As the nation’s most trusted provider of criminal and eviction data solutions for the multifamily housing industry, CIC wants help keep you informed of current industry affairs and developments. As such, the following is insight provided by Larry Henry, the National Consumer Reporting Association’s legal counsel.
Mr. Henry’s practice focuses on advising employers employment law matters, including issues related to the Fair Credit Reporting Act, the law governing background checks. He is nationally known for his expertise in the FCRA and employment law matters. He is admitted to the Oklahoma and Iowa Bar Associations, all Oklahoma federal district courts, Tenth Circuit Court of Appeals and the United States Supreme Court.
Mr. Henry approved the following for distribution:
This question was recently presented to NCRA’s legal counsel and we thought others might find it useful to see the question and answer from Larry Henry. We will add questions like this, with the answers to the newsletter as they come in as a new feature.
Important information about reporting criminal records.
Recent developments have highlighted the FCRA limits for reporting criminal records. Here is an interesting record recently received by a consumer reporting agency.
Charge date: March 29, 2006
Charge: rape, felony
Disposition date: October 23, 2006
Disposition: Guilty plea
4 years maximum security penitentiary
1 year minimum security penitentiary
5 years supervised parole
This is pretty straight forward – conviction – reportable without a time limit under the FCRA, but:
September 10, 2012, motion filed to withdraw guilty plea
December 12, 2012, motion granted and charge dismissed
How would you report this today?
A. Do not report because reporting time has expired.
B. Report as a conviction because he was found guilty and served prison time.

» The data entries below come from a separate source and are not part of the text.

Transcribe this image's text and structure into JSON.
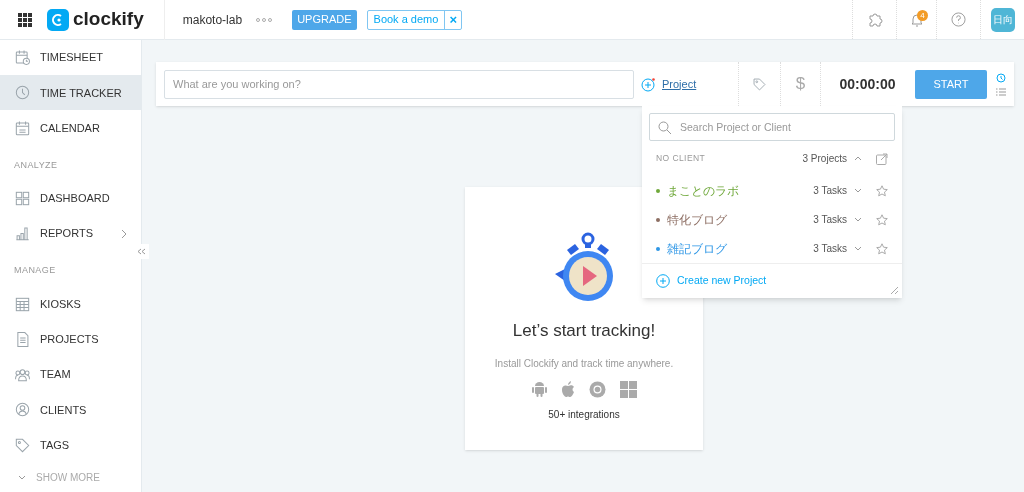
{
  "topbar": {
    "logo": "clockify",
    "workspace": "makoto-lab",
    "upgrade": "UPGRADE",
    "demo": "Book a demo",
    "demo_close": "×",
    "notifications": "4",
    "avatar": "日向"
  },
  "sidebar": {
    "items": [
      {
        "kind": "item",
        "label": "TIMESHEET",
        "selected": false,
        "expandable": false
      },
      {
        "kind": "item",
        "label": "TIME TRACKER",
        "selected": true,
        "expandable": false
      },
      {
        "kind": "item",
        "label": "CALENDAR",
        "selected": false,
        "expandable": false
      },
      {
        "kind": "section",
        "label": "ANALYZE"
      },
      {
        "kind": "item",
        "label": "DASHBOARD",
        "selected": false,
        "expandable": false
      },
      {
        "kind": "item",
        "label": "REPORTS",
        "selected": false,
        "expandable": true
      },
      {
        "kind": "section",
        "label": "MANAGE"
      },
      {
        "kind": "item",
        "label": "KIOSKS",
        "selected": false,
        "expandable": false
      },
      {
        "kind": "item",
        "label": "PROJECTS",
        "selected": false,
        "expandable": false
      },
      {
        "kind": "item",
        "label": "TEAM",
        "selected": false,
        "expandable": false
      },
      {
        "kind": "item",
        "label": "CLIENTS",
        "selected": false,
        "expandable": false
      },
      {
        "kind": "item",
        "label": "TAGS",
        "selected": false,
        "expandable": false
      }
    ],
    "show_more": "SHOW MORE"
  },
  "tracker": {
    "placeholder": "What are you working on?",
    "project": "Project",
    "currency": "$",
    "time": "00:00:00",
    "start": "START"
  },
  "project_dropdown": {
    "placeholder": "Search Project or Client",
    "group": "NO CLIENT",
    "group_count": "3 Projects",
    "expanded": true,
    "projects": [
      {
        "name": "まことのラボ",
        "tasks": "3 Tasks",
        "color": "#6fa83a"
      },
      {
        "name": "特化ブログ",
        "tasks": "3 Tasks",
        "color": "#8d6e63"
      },
      {
        "name": "雑記ブログ",
        "tasks": "3 Tasks",
        "color": "#2f97e6"
      }
    ],
    "create": "Create new Project"
  },
  "empty_state": {
    "title": "Let’s start tracking!",
    "subtitle": "Install Clockify and track time anywhere.",
    "integrations": "50+ integrations"
  }
}
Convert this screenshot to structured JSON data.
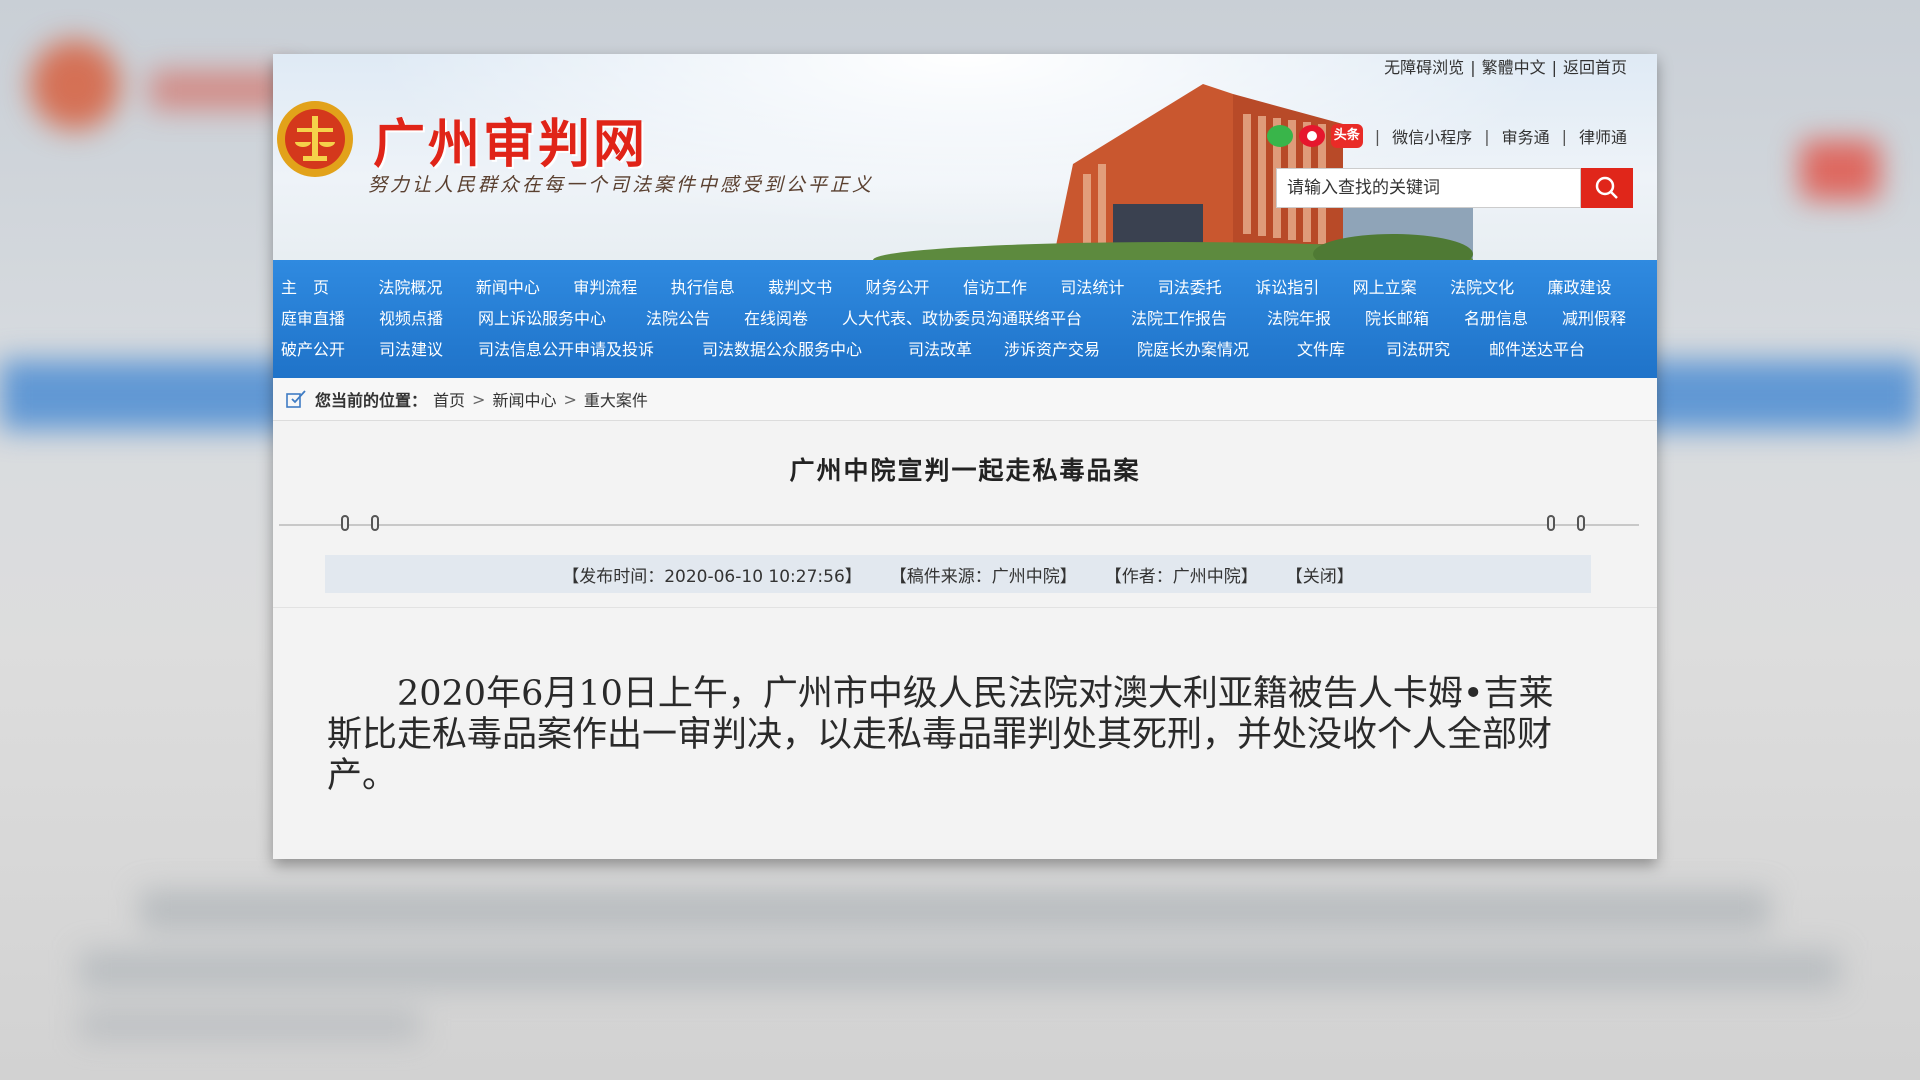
{
  "site": {
    "title": "广州审判网",
    "slogan": "努力让人民群众在每一个司法案件中感受到公平正义"
  },
  "top_links": [
    "无障碍浏览",
    "繁體中文",
    "返回首页"
  ],
  "social": {
    "toutiao_label": "头条",
    "links": [
      "微信小程序",
      "审务通",
      "律师通"
    ]
  },
  "search": {
    "placeholder": "请输入查找的关键词"
  },
  "nav": {
    "row1": [
      "主　页",
      "法院概况",
      "新闻中心",
      "审判流程",
      "执行信息",
      "裁判文书",
      "财务公开",
      "信访工作",
      "司法统计",
      "司法委托",
      "诉讼指引",
      "网上立案",
      "法院文化",
      "廉政建设"
    ],
    "row2": [
      "庭审直播",
      "视频点播",
      "网上诉讼服务中心",
      "法院公告",
      "在线阅卷",
      "人大代表、政协委员沟通联络平台",
      "法院工作报告",
      "法院年报",
      "院长邮箱",
      "名册信息",
      "减刑假释"
    ],
    "row3": [
      "破产公开",
      "司法建议",
      "司法信息公开申请及投诉",
      "司法数据公众服务中心",
      "司法改革",
      "涉诉资产交易",
      "院庭长办案情况",
      "文件库",
      "司法研究",
      "邮件送达平台"
    ]
  },
  "breadcrumb": {
    "label": "您当前的位置：",
    "items": [
      "首页",
      "新闻中心",
      "重大案件"
    ]
  },
  "article": {
    "title": "广州中院宣判一起走私毒品案",
    "publish_time": "【发布时间：2020-06-10 10:27:56】",
    "source": "【稿件来源：广州中院】",
    "author": "【作者：广州中院】",
    "close": "【关闭】",
    "body": "2020年6月10日上午，广州市中级人民法院对澳大利亚籍被告人卡姆•吉莱斯比走私毒品案作出一审判决，以走私毒品罪判处其死刑，并处没收个人全部财产。"
  },
  "colors": {
    "brand_red": "#e02418",
    "nav_blue": "#2f8ae0",
    "meta_bg": "#e2e8ef"
  }
}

C. Report as a non-conviction.
Based upon the current position of the FTC and CFPB this record cannot be reported for this convicted and imprisoned rapist. Why is this? These agencies state that the seven year clock for a “non-conviction,” which I the current status of the subject case, begins to run from the date the charge was filed not when it was dismissed. In this case, that is March 26, 2009. The time to report would end on March 29, 2013. Even though four months earlier he was a convicted felon.

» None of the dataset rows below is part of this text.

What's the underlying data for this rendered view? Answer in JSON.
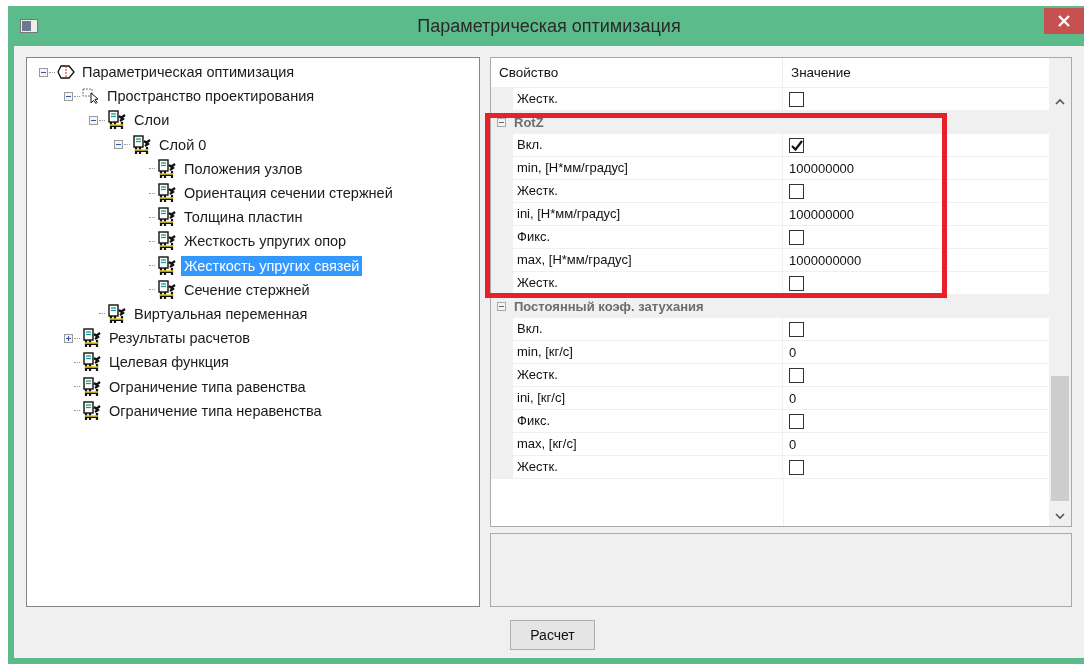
{
  "window": {
    "title": "Параметрическая оптимизация"
  },
  "tree": [
    {
      "label": "Параметрическая оптимизация",
      "kind": "goal",
      "expanded": true,
      "selected": false,
      "children": [
        {
          "label": "Пространство проектирования",
          "kind": "space",
          "expanded": true,
          "selected": false,
          "children": [
            {
              "label": "Слои",
              "kind": "item",
              "expanded": true,
              "selected": false,
              "children": [
                {
                  "label": "Слой 0",
                  "kind": "item",
                  "expanded": true,
                  "selected": false,
                  "children": [
                    {
                      "label": "Положения узлов",
                      "kind": "item",
                      "selected": false
                    },
                    {
                      "label": "Ориентация сечении стержней",
                      "kind": "item",
                      "selected": false
                    },
                    {
                      "label": "Толщина пластин",
                      "kind": "item",
                      "selected": false
                    },
                    {
                      "label": "Жесткость упругих опор",
                      "kind": "item",
                      "selected": false
                    },
                    {
                      "label": "Жесткость упругих связей",
                      "kind": "item",
                      "selected": true
                    },
                    {
                      "label": "Сечение стержней",
                      "kind": "item",
                      "selected": false
                    }
                  ]
                }
              ]
            },
            {
              "label": "Виртуальная переменная",
              "kind": "item",
              "selected": false
            }
          ]
        },
        {
          "label": "Результаты расчетов",
          "kind": "item",
          "expanded": false,
          "selected": false
        },
        {
          "label": "Целевая функция",
          "kind": "item",
          "selected": false
        },
        {
          "label": "Ограничение типа равенства",
          "kind": "item",
          "selected": false
        },
        {
          "label": "Ограничение типа неравенства",
          "kind": "item",
          "selected": false
        }
      ]
    }
  ],
  "property_grid": {
    "columns": [
      "Свойство",
      "Значение"
    ],
    "rows": [
      {
        "kind": "checkbox",
        "name": "Жестк.",
        "checked": false
      },
      {
        "kind": "category",
        "name": "RotZ",
        "expanded": true
      },
      {
        "kind": "checkbox",
        "name": "Вкл.",
        "checked": true
      },
      {
        "kind": "text",
        "name": "min, [Н*мм/градус]",
        "value": "100000000"
      },
      {
        "kind": "checkbox",
        "name": "Жестк.",
        "checked": false
      },
      {
        "kind": "text",
        "name": "ini, [Н*мм/градус]",
        "value": "100000000"
      },
      {
        "kind": "checkbox",
        "name": "Фикс.",
        "checked": false
      },
      {
        "kind": "text",
        "name": "max, [Н*мм/градус]",
        "value": "1000000000"
      },
      {
        "kind": "checkbox",
        "name": "Жестк.",
        "checked": false
      },
      {
        "kind": "category",
        "name": "Постоянный коэф. затухания",
        "expanded": true
      },
      {
        "kind": "checkbox",
        "name": "Вкл.",
        "checked": false
      },
      {
        "kind": "text",
        "name": "min, [кг/с]",
        "value": "0"
      },
      {
        "kind": "checkbox",
        "name": "Жестк.",
        "checked": false
      },
      {
        "kind": "text",
        "name": "ini, [кг/с]",
        "value": "0"
      },
      {
        "kind": "checkbox",
        "name": "Фикс.",
        "checked": false
      },
      {
        "kind": "text",
        "name": "max, [кг/с]",
        "value": "0"
      },
      {
        "kind": "checkbox",
        "name": "Жестк.",
        "checked": false
      }
    ]
  },
  "buttons": [
    {
      "label": "Расчет"
    }
  ]
}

Under prior interpretations, the FTC permitted reporting dismissals for 7 years from the date of the disposition (this would allow reporting until December 12, 2019 for this case). The FCRA was amended in 1998 to allow reporting convictions without time limitations. As a result, there was some rewording of § 605. While it is correct that the words of “form disposition” disappeared from that Section at that time, there was no discussion when § 605 was amended that the change in reporting convictions in any way altered the reporting of non-convictions. The FTC did not change its guidance regarding non-convictions after this amendment. This issue of when the “clock starts” for non-conviction is currently before the 9th Circuit Court of Appeals in the case of Moran v. The Screening Pros, LLC, case no. 12-57246. This example, while unusual, is not unique. Likely without the intent to do so, the FTC and CFPB are pushing for a standard that can hide serious criminal violations. Further, in the past, the expungement or sealing of a record was a rare and usually well-earned event; today expungement has become just nother step in the criminal process with states allowing expungement as a matter of course after whatever “conviction free” period the state requires. The action of this court was similar to an expungement.